PSJD Public Interest News Digest – September 14, 2018
Sam Halpert, NALP Director of Public Service Initiatives
Hello there, interested public! Major news this week includes changes to Apple’s approach to dealing with data requests from government authorities, ABA plans for disaster aid to regions affected by Hurricane Florence, and the ACLU’s release of 50-state policy blueprints for reducing mass incarceration. There’s lots more besides, though! Read on below.
See you around,
Sam
General Interest
- The Pacific Legal Foundation’s VP for Litigation called out Senator Whitehouse (D-RI), via an op-ed in The Hill, for a line of questioning during Judge Kavanaugh’s Supreme Court confirmation hearings that seemed to question the legitimacy of impact litigation: “They … look for cases around the country that they believe they can use to bring arguments before the court … to hire a client whose case they could take to the Supreme Court with a purpose to make a point … and it causes me to think that sometimes the true party in interest is actually not the named party before the court, but rather the legal group that has hired the client and brought them to the court more or less as a prop in order to make arguments trying to direct the court in a particular direction… .” (As quoted in The Hill.)
- Nonprofit Quarterly discussed the latest internal controversy within the ACLU, over its decision to file an amicus brief in support of the NRA’s First Amendment lawsuit against the State of New York in the context of how “nonprofits [must] navigat[e] a new world of donor activism and political upheaval.” (The NPQ piece draws heavily on a more in-depth article on the ACLU’s internal debate published last month in Slate.)
Immigration & Refugee Issues
- In Virginia, the Legal Aid Justice Center filed a class-action federal lawsuit “challeng[ing] the sheriff’s policy of honoring…requests from U.S. Immigration Customs and Enforcement to hold immigrants suspected of being in the country illegally after they were due to be released on state charges.”
- In Washington, DC, “Mayor Bowser announced that her Administration will provide Immigrant Justice Legal Services (IJLS) grant funding to 15 community-based organizations that offer legal services for immigrants in Washington, DC.”
- In Florida, “[t]he University of Central Florida Legal Services Department, which is known for helping students with speeding tickets and underage drinking charges, plans to add immigration services to its list of legal troubles it can aid students with.”
- The LA Times reported on the difficulties the Trump Immigration’s asylum policies are creating for Christians from the Middle East.
Legal Technology
Disaster Legal Aid
- The ABA Young Lawyers Division’s Disaster Legal Services Program announced plans to work with FEMA and local legal aid offices to provide legal assistance to disaster victims in the path of Hurricane Florence.

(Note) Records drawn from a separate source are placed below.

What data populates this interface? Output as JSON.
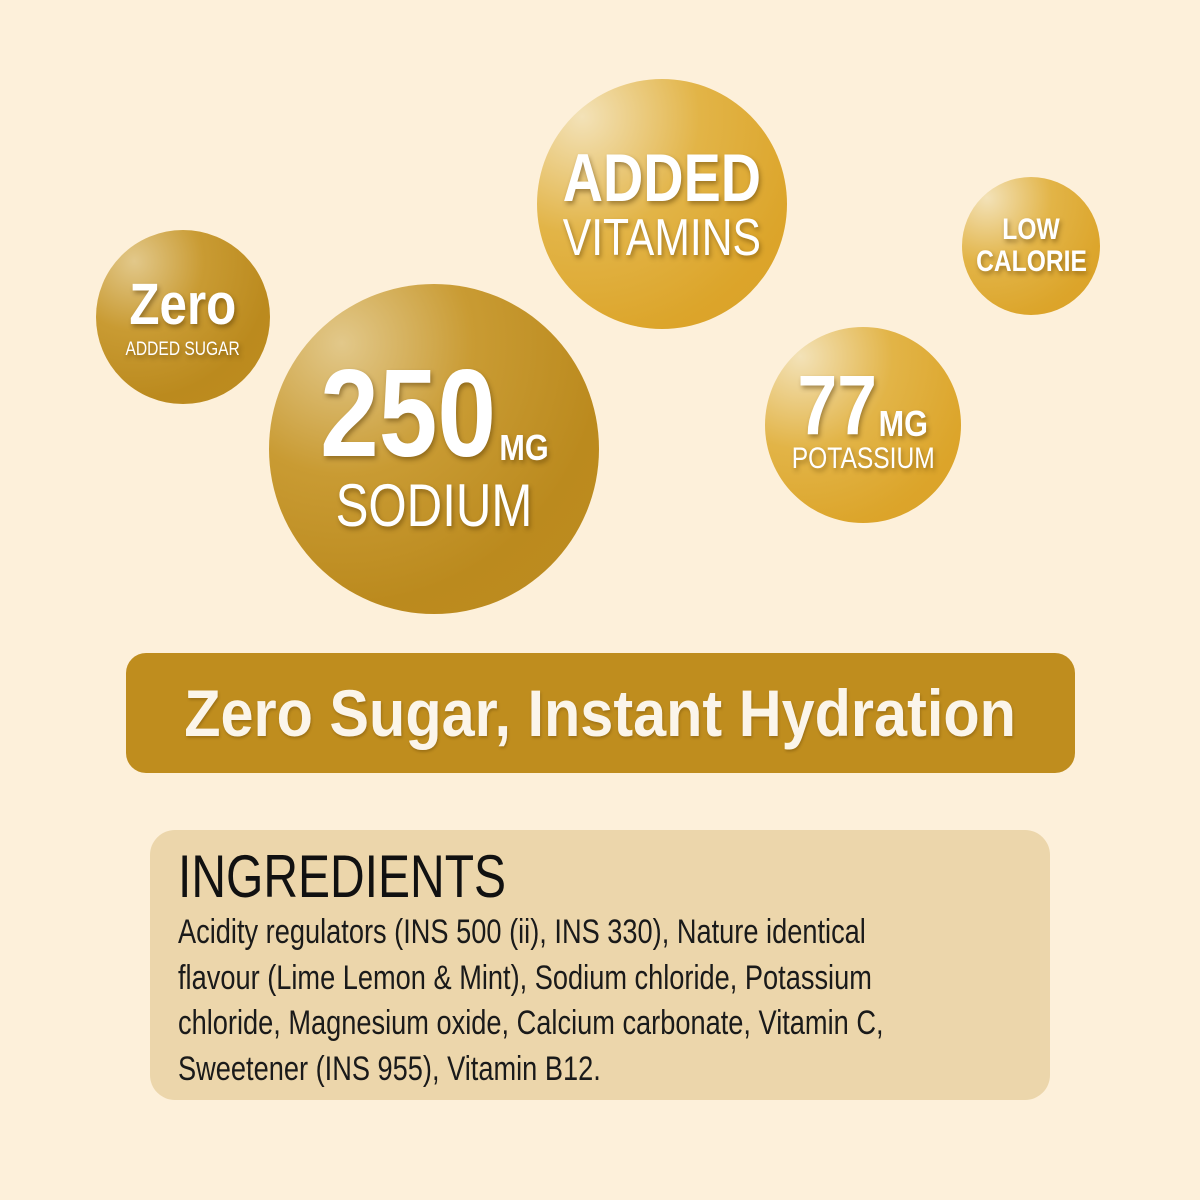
{
  "badges": {
    "zero_sugar": {
      "big": "Zero",
      "small": "ADDED SUGAR"
    },
    "sodium": {
      "value": "250",
      "unit": "MG",
      "label": "SODIUM"
    },
    "vitamins": {
      "line1": "ADDED",
      "line2": "VITAMINS"
    },
    "low_calorie": {
      "line1": "LOW",
      "line2": "CALORIE"
    },
    "potassium": {
      "value": "77",
      "unit": "MG",
      "label": "POTASSIUM"
    }
  },
  "banner": {
    "text": "Zero Sugar, Instant Hydration"
  },
  "ingredients": {
    "title": "INGREDIENTS",
    "lines": [
      "Acidity regulators (INS 500 (ii), INS 330), Nature identical",
      "flavour (Lime Lemon & Mint), Sodium chloride, Potassium",
      "chloride, Magnesium oxide, Calcium carbonate, Vitamin C,",
      "Sweetener (INS 955), Vitamin B12."
    ]
  },
  "colors": {
    "background": "#fdf0da",
    "gold_dark": "#bf8d1e",
    "gold_light": "#dca52b",
    "panel": "#ecd6ab"
  }
}
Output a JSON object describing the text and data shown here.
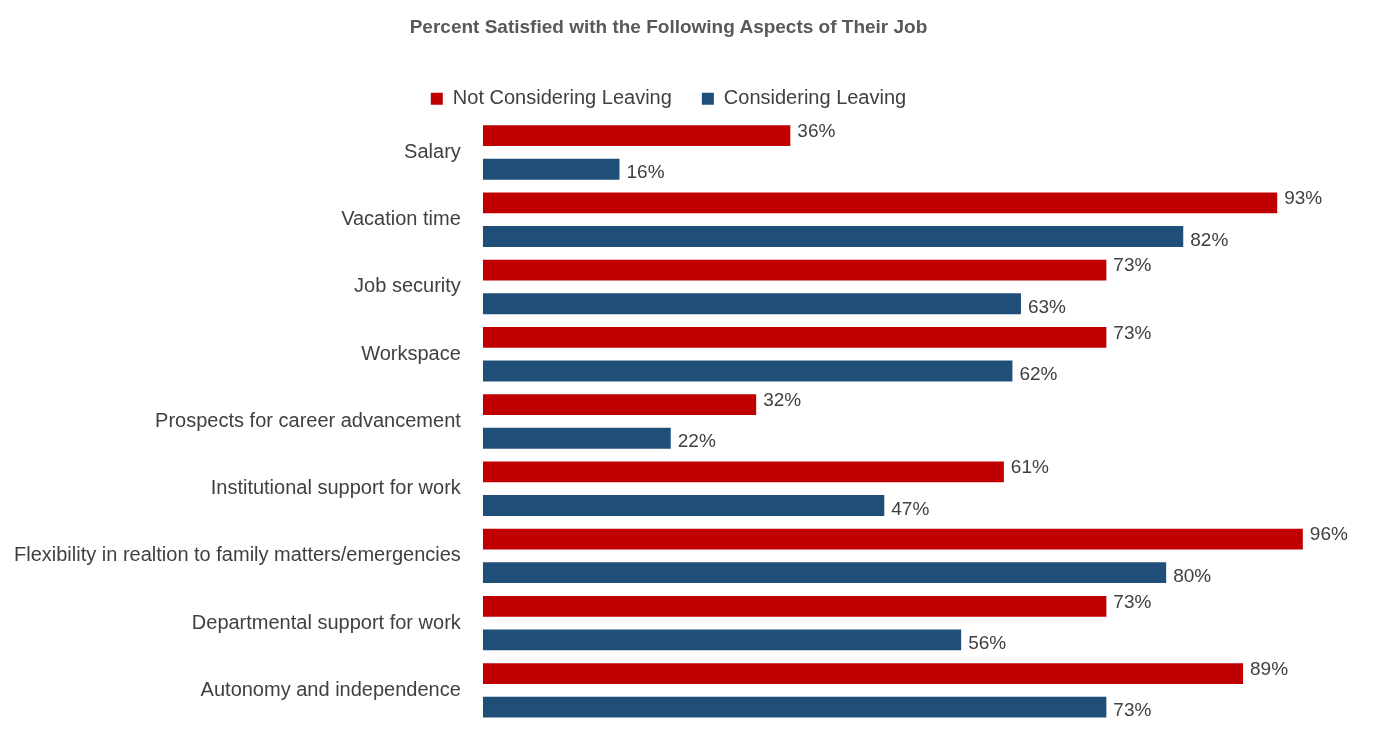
{
  "chart_data": {
    "type": "bar",
    "orientation": "horizontal",
    "title": "Percent Satisfied with the Following Aspects of Their Job",
    "categories": [
      "Salary",
      "Vacation time",
      "Job security",
      "Workspace",
      "Prospects for career advancement",
      "Institutional support for work",
      "Flexibility in realtion to family matters/emergencies",
      "Departmental support for work",
      "Autonomy and independence"
    ],
    "series": [
      {
        "name": "Not Considering Leaving",
        "color": "#c00000",
        "values": [
          36,
          93,
          73,
          73,
          32,
          61,
          96,
          73,
          89
        ],
        "value_labels": [
          "36%",
          "93%",
          "73%",
          "73%",
          "32%",
          "61%",
          "96%",
          "73%",
          "89%"
        ]
      },
      {
        "name": "Considering Leaving",
        "color": "#1f4e79",
        "values": [
          16,
          82,
          63,
          62,
          22,
          47,
          80,
          56,
          73
        ],
        "value_labels": [
          "16%",
          "82%",
          "63%",
          "62%",
          "22%",
          "47%",
          "80%",
          "56%",
          "73%"
        ]
      }
    ],
    "legend": "top",
    "grid": false,
    "tick_labels": "y"
  }
}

- In California, “a legal hotline is now available for people impacted by the Mendocino Complex fire.”
Student Loans
- The US House of Representatives passed the “Empowering Students through Enhanced Financial Counseling Act, H.R. 1635, which provides annual financial counseling for student loan borrowers.”
Access to Justice – Civil
- In Rhode Island, Operation Stand Down Rhode Island, an organization that provides social services to veterans, announced a full-time, year-round legal service…Legal Assistance for Warriors, or LAW.
Criminal Justice Reform
- The ACLU released “Smart Justice 50-State Blueprints” with policy recommendations that “show how each state can cut the number of people behind bars by half.”
- In Louisiana, an appeals court upheld a ruling below that the DeSoto Parish district attorney’s office acted unconstitutionally when it funded the public defender’s office with money from a pretrial diversion program.
- In Brooklyn, NY, the District Attorney announced “an initiative to help up to 20,000 New Yorkers wipe away pass records for marijuana convictions.”
- In Florida, two ACLU staff attorneys criticized a recent decision by the Chief Judge of Florida’s Fifth Judicial Court to remove two judges from Marion County Criminal Court after receiving a complaint from the county prosecutor asserting that the judges in question behaved favorably toward defendants. In the words of the ACLU, “[r]uling for the defense, or not doling out sufficient ‘punishment,’ is not legitimate grounds for removal. This would be true even if the judges were consistently getting it wrong on the facts or the law–but they weren’t. Florida’s appellate courts regularly affirmed these judges over [the county prosecutor]’s objections.”